Some other factoids from Greek:

* Languages with inflectional morphology will tend to inflect town names, especially town names they care about, as Daniel Lindsäth correctly points out. Ancient Greek tended to do that a lot, though not universally, as you can see in the Geography (Ptolemy): most towns end up looking declinable, though some are left as they are.
* Town names can look different because they get into the language via a second language, which has more prestige or enables more foreign contact. Josh Lim points out the switch from Spanish to English as the donor language in the Philippines. In Early Modern Greek, the gateway to the West was Italian; so London used to be Londra.

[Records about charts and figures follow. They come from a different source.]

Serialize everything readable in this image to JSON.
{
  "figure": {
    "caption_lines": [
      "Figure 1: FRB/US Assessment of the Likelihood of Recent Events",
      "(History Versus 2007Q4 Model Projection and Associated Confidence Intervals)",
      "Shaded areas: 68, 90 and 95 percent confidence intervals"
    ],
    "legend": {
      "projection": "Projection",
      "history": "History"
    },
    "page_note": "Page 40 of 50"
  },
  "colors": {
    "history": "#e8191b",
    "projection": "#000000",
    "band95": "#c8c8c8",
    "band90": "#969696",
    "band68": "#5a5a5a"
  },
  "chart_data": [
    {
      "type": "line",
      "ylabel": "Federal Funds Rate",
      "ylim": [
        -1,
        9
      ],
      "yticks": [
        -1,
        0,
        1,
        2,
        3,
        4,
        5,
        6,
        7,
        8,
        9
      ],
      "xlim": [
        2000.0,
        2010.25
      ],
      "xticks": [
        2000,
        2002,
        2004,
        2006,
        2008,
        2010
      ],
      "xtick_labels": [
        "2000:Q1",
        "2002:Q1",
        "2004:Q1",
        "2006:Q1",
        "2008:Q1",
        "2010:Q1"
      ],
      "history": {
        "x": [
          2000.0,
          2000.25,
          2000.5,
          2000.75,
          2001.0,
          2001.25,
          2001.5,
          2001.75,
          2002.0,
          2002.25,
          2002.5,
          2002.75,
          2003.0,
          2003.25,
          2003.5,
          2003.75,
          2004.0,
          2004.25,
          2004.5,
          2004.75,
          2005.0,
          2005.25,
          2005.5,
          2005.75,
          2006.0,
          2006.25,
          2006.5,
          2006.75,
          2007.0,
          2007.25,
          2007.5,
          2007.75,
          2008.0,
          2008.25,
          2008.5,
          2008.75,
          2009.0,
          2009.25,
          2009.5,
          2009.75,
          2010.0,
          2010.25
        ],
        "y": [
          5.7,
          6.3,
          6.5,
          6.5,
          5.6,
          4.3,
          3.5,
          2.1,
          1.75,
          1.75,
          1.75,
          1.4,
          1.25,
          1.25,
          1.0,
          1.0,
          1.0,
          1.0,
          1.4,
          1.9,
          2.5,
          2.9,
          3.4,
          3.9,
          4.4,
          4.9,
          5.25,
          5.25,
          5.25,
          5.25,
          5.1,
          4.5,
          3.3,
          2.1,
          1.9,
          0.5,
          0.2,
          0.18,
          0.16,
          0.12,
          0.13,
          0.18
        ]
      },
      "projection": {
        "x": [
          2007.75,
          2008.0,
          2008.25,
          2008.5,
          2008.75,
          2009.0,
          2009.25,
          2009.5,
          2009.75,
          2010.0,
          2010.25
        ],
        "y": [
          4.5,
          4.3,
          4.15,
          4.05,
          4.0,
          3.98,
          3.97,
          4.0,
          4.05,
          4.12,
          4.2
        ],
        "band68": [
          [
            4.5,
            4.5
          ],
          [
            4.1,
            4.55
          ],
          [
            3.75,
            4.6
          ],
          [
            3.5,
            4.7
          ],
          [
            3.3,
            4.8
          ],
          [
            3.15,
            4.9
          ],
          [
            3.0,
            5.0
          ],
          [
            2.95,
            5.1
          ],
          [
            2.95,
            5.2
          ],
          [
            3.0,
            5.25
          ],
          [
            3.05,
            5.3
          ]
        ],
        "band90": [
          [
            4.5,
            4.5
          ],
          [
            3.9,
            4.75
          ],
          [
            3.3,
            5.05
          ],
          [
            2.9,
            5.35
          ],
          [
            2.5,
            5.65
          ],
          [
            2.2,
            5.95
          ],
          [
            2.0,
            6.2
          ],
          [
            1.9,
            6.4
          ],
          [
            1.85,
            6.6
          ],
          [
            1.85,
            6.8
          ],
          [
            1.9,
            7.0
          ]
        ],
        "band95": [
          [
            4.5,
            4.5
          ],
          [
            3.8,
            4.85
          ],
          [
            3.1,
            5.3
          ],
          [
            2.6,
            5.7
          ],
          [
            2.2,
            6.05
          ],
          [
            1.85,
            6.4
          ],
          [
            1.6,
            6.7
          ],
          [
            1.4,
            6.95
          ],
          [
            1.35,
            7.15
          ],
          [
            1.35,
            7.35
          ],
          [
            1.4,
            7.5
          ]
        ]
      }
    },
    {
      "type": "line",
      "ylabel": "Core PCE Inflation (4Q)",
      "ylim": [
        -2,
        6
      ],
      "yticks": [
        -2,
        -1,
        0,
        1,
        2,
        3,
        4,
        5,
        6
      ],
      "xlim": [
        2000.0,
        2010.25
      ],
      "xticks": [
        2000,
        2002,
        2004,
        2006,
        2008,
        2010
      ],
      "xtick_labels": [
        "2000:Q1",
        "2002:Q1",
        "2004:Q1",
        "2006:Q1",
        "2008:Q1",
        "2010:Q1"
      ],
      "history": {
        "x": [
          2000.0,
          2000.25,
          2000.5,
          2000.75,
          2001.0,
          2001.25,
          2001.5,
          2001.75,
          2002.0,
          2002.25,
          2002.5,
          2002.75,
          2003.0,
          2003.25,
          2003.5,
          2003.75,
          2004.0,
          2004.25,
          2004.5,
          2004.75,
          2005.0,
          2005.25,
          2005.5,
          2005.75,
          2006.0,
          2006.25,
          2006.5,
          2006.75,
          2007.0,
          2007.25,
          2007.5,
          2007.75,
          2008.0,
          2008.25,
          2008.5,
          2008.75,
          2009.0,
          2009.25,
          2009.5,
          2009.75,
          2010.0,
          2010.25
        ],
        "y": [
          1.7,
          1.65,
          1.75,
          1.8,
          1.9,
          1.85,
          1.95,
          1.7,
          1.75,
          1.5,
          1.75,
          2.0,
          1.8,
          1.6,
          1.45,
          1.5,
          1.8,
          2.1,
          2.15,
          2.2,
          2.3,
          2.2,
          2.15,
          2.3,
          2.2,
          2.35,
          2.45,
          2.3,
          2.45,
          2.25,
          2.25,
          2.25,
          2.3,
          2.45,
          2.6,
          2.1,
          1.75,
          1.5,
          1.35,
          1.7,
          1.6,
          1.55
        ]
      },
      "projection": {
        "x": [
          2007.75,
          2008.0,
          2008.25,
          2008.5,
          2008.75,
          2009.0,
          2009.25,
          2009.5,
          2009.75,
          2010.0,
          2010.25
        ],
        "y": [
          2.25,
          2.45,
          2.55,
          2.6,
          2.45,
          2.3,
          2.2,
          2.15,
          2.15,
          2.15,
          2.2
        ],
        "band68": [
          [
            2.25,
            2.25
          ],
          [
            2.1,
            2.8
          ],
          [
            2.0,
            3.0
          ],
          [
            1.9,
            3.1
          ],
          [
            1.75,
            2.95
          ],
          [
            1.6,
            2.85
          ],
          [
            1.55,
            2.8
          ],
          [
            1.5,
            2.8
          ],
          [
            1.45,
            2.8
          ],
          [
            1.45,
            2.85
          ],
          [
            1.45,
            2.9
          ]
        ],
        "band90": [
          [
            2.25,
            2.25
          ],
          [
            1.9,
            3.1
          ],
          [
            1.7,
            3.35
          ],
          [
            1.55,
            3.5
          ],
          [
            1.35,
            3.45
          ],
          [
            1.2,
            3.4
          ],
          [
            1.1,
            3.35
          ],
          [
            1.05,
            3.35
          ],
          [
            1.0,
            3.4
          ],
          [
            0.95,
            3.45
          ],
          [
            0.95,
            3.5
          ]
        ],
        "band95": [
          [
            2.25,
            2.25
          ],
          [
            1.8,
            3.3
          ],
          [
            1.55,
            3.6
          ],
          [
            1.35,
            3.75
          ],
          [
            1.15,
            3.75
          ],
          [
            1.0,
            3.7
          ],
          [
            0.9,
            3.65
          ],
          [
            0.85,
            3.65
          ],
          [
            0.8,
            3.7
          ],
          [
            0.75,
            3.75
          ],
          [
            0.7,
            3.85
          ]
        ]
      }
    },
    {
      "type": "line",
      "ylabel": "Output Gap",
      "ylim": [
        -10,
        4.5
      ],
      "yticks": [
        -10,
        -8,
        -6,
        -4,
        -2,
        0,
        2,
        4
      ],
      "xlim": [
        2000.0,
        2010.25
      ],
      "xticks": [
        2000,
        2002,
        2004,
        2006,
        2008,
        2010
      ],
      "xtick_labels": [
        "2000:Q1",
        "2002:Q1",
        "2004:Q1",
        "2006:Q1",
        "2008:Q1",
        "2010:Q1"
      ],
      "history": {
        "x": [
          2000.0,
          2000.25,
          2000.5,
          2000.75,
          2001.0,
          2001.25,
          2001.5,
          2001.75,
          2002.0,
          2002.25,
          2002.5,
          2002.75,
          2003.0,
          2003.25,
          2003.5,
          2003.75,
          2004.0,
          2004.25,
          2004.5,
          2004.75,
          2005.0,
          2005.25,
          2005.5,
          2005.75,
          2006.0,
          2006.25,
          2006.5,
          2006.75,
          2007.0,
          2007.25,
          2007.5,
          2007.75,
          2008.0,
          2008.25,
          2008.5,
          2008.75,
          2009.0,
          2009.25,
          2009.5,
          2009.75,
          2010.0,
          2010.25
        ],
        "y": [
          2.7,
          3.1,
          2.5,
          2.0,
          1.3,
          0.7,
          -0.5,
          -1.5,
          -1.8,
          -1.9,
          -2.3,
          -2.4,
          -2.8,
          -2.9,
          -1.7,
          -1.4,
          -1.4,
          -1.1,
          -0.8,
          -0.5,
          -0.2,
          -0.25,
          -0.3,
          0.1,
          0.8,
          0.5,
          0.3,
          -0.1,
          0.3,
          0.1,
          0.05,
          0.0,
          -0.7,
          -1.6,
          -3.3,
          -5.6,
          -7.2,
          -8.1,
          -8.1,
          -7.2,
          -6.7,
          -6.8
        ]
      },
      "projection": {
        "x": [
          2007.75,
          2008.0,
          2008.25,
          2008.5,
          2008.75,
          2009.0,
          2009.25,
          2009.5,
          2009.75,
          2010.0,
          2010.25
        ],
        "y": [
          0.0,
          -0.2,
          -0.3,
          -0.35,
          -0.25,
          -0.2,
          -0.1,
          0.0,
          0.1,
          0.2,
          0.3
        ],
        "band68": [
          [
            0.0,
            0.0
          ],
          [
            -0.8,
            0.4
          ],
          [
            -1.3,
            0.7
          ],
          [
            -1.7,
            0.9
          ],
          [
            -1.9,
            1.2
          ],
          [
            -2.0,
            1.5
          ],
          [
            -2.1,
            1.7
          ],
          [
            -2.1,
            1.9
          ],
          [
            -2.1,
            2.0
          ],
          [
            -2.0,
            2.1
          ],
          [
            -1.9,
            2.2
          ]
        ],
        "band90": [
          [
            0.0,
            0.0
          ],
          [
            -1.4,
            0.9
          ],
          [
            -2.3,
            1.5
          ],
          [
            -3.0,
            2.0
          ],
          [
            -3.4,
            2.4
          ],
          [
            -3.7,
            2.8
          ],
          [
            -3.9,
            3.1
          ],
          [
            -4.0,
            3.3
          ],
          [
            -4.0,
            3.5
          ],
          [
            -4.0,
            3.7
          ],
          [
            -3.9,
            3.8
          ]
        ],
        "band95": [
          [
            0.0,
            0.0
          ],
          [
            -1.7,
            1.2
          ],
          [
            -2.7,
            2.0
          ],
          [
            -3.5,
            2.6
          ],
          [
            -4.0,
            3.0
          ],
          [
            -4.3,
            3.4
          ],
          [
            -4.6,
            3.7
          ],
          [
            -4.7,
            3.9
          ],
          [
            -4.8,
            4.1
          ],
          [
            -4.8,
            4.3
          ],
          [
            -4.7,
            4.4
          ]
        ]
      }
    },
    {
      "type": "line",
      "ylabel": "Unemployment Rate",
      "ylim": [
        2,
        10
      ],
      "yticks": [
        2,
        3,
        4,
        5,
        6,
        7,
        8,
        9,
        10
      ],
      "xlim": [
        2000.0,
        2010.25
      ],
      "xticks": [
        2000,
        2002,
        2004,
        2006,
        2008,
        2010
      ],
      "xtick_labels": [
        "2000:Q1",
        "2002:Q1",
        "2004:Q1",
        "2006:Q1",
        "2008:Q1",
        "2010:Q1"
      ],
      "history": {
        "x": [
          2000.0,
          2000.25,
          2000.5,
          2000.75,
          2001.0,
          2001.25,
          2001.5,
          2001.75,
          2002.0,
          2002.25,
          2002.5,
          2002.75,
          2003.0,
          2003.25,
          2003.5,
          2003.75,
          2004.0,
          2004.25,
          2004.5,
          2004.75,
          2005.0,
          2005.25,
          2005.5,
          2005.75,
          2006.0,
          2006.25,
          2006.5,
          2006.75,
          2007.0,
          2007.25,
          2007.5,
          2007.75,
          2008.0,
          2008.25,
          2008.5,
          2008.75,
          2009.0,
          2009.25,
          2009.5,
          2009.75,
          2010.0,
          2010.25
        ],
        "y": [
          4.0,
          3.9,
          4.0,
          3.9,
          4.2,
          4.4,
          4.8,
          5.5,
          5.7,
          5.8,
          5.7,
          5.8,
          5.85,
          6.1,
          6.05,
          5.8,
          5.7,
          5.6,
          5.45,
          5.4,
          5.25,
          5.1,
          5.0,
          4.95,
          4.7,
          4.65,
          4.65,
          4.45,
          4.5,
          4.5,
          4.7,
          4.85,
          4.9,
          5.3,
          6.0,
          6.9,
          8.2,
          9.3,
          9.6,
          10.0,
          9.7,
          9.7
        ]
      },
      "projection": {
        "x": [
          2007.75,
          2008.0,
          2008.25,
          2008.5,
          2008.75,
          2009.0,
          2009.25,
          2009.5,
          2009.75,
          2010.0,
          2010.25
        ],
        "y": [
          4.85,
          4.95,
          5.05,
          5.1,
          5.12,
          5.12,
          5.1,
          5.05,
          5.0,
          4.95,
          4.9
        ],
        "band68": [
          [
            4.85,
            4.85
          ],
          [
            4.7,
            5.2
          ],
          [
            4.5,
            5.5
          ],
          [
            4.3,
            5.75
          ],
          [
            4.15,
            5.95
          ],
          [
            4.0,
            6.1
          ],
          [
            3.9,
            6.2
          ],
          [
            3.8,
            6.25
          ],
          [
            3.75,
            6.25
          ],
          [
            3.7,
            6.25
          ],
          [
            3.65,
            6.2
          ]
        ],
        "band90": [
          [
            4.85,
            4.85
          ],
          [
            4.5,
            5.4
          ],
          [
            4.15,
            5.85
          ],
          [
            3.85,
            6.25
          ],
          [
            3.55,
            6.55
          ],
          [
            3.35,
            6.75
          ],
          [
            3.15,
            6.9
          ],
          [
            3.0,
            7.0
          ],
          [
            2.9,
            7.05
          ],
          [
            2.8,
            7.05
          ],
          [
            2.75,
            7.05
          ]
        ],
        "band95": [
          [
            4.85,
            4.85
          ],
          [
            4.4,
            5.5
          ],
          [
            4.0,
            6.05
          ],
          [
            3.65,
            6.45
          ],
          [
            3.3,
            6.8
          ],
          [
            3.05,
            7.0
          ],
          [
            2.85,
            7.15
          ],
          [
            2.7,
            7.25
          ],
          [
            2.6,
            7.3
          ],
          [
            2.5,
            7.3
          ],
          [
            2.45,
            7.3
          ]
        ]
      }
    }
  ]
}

* If the pedants start running your language, as happened in Greek (Katharevousa), then the donor language becomes an antiquarian transformation of names, to match the ideology of “we should be speaking Ancient Greek, so were going to make our foreign town names look like they would have in Ancient Greek”. So London stopped being Italian Londra, and started being Londinon, from Latin Londinium. Syracuse stopped being Saraguza (Sicilian Sarausa), and went back to being Syrakousai (reviving the Ancient form).
* If the pedants stop running your language, forms stop being translated. But the countervailing pressure of respecting the source language pronunciation, which is so prominent in English, is not universally felt: I just don’t see any possibility of Pekino (Peking) being displaced by Beidzing.
* If the pedantic form is easy enough to pronounce, the peasants will take it up: Greeks in Melbourne never call it anything but Melvurni. But if the pedantic form is harder to pronounce because it is too pedantics, the peasants may not. The pedants’ form for Adelaide is /aðela.ˈiða/. The breaking up of a-i into two syllables is not how the Greek vernacular works; and you’re far likelier to hear Greeks in Australia call it /ˈadelajd/.
* And of course there’s historical baggage as well. No Greek in Greece ever, ever refers to Istanbul as anything but Constantinople. Ever ever. The only time Ίσταμπουλ ever gets used is by Greeks living in Turkey. Such as, say, the Ecumenical Patriarch. Who notoriously got told off for calling Constantinople the wrong name.